Il en est de même pour la protection des espaces sous-marins. En absence d’une définition claire d’un espace marin protégé, les engagements internationaux sont la cause sous-jacente d’un système de protection devenu inefficace et surtout non sincère.


Pour terminer ce plaidoyer pour réformer les politiques de protection de la biodiversité marine, il a exposé le fait que jamais autant d’administrations et de fonctionnaires internationaux, nationaux et locaux sont engagés sur des objectifs de gestion du milieu marin. Ces efforts sont malheureusement concurrents, redondants, emphatiques et théoriques. Ils laissent de côté les connaisseurs scientifiques et surtout les actions opérationnelles en mer. «
Des mesures concrètes pourraient bien, selon lui, mieux valoriser, protéger et rendre plus productif le milieu marin.
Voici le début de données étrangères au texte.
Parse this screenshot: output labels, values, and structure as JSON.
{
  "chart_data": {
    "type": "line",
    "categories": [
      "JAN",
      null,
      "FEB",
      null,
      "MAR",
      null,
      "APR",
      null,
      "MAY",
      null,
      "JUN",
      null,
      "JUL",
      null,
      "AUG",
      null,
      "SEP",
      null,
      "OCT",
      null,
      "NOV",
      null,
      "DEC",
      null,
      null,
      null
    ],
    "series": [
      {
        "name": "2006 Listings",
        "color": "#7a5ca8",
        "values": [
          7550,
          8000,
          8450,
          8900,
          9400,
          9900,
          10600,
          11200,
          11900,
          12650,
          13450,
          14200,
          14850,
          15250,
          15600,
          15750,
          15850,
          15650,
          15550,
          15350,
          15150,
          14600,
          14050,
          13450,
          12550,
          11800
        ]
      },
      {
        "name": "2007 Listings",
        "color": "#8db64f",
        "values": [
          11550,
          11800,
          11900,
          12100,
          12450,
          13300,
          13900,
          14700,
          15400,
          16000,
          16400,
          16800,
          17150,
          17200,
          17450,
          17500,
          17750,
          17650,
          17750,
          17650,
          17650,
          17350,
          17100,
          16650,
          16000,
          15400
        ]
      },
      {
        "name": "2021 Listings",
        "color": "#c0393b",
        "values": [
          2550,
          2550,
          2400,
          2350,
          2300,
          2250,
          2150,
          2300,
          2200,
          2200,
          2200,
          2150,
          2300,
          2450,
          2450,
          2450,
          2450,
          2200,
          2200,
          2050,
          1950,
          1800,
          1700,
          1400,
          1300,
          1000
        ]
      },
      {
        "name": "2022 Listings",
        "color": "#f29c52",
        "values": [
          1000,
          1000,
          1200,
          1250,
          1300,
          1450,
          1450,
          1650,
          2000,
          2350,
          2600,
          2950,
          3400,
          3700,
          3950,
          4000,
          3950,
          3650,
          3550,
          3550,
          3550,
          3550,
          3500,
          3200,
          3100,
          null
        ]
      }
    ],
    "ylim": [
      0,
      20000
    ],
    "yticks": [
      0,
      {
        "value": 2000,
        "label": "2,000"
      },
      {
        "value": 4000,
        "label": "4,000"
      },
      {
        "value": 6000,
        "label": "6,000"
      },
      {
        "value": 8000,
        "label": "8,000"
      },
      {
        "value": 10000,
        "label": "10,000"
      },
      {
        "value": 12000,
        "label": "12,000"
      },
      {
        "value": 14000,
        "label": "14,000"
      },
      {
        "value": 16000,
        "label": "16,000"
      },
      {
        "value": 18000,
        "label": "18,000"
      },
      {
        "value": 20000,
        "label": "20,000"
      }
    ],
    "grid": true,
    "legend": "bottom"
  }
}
Pour cela, un grand ménage dans nos idées reçues ou imposées sont nécessaires pour préserver le patrimoine collectif de la biodiversité marine», a t-il confié.

Cependant, il est fort probable qu’au cours des décennies à venir, les effets du changement climatique global et les introductions d’espèces bouleverseront la biodiversité. La Méditerranée mais aussi les mers et les océans de la planète resteront selon lui bien vivants mais différents.